This week, I am working with self-care and self-love. I mean, let’s be honest, I am always working on self-care and self-love. But this week, I began writing a guide for our students at HMCA on Self-Care, and I went back through my writing on self-care, which inevitably took me to writing on self-love.
I don’t know who needs to hear this today, but it wasn’t that long ago that I realized what self-love meant. I mean, I'd give lip service to it in my 20s and 30s, but it wasn’t until my 40s was when I really started to understand what self-love looks like, feels like, sounds like and acts like.
What I learned is that it has to be self-generated. That seems like a no-brainer, but it hadn’t always been that way or me. I felt love for myself only if someone told me they loved me. I lived compliment to compliment, going back to my default self-loathing setting if I sensed rejection.
But true self-love doesn't care if you are rejected or criticized, self-love knows who you are. It doesn’t care if you drank 8 glasses of water, or ate a gallon of ice cream. Self-love doesn’t judge. Self-love doesn’t care if you grow hair where society says you shouldn’t or don’t grow hair where you should. Self-love isn’t about a number on a scale or on a calendar.

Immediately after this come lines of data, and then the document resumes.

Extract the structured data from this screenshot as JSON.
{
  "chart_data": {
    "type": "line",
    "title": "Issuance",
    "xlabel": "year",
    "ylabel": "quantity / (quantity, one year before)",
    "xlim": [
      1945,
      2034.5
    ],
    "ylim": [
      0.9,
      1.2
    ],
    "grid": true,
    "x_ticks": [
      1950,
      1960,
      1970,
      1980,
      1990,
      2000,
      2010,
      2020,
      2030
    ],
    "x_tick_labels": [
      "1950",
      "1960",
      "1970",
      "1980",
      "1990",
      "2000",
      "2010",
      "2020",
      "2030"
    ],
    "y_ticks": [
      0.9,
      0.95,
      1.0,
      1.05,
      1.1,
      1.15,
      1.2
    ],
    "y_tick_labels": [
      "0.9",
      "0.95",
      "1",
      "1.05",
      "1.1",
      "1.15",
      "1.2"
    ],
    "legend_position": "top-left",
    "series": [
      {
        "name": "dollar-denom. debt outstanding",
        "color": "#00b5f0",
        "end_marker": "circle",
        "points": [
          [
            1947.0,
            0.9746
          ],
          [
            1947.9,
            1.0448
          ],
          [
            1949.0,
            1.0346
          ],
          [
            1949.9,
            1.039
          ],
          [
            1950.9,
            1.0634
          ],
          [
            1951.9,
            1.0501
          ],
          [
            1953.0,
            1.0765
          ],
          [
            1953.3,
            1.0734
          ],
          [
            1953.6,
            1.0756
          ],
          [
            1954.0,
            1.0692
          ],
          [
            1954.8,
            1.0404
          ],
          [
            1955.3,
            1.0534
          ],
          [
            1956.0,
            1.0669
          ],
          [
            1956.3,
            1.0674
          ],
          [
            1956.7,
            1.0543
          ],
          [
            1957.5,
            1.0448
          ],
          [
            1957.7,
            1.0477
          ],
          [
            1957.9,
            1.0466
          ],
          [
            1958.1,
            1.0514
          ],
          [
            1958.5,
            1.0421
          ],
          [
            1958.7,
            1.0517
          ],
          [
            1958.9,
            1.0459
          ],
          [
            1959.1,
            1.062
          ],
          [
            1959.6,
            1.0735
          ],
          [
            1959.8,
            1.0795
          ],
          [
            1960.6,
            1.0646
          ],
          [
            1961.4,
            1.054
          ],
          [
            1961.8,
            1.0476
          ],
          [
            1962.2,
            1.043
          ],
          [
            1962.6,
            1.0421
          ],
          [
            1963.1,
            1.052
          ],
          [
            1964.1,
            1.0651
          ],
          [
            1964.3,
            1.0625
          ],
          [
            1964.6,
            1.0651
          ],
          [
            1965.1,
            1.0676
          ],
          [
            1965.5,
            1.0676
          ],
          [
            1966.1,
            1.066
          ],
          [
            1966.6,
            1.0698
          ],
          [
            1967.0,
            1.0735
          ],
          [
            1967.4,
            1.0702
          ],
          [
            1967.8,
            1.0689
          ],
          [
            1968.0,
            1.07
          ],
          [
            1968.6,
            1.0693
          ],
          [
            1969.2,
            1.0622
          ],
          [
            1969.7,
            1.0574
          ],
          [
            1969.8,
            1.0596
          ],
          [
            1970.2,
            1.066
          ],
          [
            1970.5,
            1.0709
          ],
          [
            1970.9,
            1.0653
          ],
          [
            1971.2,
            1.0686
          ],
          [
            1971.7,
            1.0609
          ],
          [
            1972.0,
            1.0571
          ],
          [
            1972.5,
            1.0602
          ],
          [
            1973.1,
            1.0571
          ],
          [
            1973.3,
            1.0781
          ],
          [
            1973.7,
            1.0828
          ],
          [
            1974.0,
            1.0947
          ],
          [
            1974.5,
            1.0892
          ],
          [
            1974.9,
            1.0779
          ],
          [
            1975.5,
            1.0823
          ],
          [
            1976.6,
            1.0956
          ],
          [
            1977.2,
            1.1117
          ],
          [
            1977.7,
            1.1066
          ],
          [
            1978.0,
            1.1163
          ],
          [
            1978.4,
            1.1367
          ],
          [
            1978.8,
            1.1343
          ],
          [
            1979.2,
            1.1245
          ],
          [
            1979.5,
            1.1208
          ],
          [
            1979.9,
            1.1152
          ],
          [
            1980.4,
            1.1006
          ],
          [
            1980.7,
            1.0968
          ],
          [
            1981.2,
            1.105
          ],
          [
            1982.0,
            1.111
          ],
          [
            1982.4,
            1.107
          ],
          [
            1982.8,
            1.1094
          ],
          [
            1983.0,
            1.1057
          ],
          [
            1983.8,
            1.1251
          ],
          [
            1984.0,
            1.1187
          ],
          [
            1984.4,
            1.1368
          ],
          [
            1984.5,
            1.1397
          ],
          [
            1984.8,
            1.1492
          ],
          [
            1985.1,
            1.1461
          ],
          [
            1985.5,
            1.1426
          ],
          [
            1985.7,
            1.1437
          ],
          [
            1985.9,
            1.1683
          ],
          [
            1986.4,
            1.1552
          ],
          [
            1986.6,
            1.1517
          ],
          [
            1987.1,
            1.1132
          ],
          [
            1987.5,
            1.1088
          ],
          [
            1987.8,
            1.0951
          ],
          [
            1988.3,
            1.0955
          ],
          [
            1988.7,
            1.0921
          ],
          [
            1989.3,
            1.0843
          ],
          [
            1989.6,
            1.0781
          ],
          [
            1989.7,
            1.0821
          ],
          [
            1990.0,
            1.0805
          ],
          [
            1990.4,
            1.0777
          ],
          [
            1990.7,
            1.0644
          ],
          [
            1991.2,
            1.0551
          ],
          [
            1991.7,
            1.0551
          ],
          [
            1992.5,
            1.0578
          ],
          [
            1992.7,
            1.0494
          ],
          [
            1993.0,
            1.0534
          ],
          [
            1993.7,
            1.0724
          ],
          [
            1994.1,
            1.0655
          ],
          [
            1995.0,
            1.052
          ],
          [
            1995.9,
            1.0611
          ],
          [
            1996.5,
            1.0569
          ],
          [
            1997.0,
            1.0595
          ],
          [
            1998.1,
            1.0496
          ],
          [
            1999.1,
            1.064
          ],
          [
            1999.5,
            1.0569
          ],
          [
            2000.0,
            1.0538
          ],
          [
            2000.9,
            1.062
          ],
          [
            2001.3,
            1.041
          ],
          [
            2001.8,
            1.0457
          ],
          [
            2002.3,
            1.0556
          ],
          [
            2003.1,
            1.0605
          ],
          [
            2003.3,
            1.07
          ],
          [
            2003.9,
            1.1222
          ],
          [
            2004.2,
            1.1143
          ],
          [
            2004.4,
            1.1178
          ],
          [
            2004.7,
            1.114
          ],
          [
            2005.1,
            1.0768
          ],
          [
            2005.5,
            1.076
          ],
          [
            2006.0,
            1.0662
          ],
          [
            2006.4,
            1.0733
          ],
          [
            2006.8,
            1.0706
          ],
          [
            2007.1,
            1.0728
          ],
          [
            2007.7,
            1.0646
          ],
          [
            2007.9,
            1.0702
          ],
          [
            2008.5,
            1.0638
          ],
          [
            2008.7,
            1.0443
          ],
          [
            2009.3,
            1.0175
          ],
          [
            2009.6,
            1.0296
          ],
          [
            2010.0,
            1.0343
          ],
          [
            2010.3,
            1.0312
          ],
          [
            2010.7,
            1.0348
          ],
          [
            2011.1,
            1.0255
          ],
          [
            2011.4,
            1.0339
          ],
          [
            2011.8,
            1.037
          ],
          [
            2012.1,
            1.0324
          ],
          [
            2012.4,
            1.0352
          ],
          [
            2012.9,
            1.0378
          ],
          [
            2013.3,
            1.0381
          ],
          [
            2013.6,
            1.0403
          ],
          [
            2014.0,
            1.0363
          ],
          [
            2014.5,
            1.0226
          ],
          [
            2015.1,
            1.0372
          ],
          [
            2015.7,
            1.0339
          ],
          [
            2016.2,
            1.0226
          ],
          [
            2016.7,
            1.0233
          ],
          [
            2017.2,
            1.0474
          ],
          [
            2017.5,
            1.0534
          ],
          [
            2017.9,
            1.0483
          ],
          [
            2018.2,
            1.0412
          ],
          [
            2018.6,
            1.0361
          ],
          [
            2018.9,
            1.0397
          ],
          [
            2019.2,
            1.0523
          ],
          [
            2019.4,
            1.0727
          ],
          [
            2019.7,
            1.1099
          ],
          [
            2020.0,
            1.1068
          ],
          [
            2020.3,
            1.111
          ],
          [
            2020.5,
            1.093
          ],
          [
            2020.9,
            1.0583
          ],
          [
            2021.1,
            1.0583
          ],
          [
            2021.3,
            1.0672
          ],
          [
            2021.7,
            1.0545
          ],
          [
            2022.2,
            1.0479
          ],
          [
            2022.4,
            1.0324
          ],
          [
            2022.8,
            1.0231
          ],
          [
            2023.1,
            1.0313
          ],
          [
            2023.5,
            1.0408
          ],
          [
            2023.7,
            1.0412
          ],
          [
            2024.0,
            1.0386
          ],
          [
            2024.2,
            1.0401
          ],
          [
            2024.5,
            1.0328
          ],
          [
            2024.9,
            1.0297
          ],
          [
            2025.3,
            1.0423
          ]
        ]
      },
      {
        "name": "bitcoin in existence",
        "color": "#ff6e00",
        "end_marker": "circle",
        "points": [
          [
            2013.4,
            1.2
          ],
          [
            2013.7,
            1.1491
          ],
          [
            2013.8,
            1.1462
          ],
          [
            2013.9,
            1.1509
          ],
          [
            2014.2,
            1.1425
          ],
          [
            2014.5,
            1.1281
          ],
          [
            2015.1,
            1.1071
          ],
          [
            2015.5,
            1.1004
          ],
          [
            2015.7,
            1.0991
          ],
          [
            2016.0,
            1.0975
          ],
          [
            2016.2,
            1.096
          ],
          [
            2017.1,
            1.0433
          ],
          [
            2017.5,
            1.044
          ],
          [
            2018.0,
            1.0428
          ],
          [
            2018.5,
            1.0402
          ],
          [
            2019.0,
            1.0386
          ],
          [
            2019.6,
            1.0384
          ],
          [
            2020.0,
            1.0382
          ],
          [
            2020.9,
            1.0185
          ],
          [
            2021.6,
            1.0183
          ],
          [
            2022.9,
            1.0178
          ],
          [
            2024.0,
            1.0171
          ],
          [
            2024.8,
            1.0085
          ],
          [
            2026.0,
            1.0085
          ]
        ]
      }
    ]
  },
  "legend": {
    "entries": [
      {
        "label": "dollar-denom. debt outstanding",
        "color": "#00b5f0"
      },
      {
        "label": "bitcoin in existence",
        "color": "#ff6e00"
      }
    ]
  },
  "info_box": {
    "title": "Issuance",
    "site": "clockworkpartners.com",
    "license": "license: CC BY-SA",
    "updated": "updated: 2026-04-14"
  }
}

Self-love is an action phrase. It is healthy boundaries. It's not accepting unacceptable behavior. It is early bedtimes. It's walking away when you aren't loved in the way you love yourself. Self-love is learning to mother yourself and care for yourself even when no one is around. Self-love illuminates all darkness and skeletons and shadow shit, because self-love cannot exist with denial, lies or secrets. Self-love means you love you unconditionally, meaning without conditions.
When we decide to embark on the journey of self-love and radical self-acceptance, it means we become overly, abundantly, and radically accepting of every parts of ourselves. I no longer just love me if I do some external measure of “goodness” perfectly today. I love the imperfect me. Because, honestly, I am 100% perfect at being Angie.
It's the hardest relationship i have ever been in--toxic and abusive at times. But I'm totally committed now. I'm in for the long haul.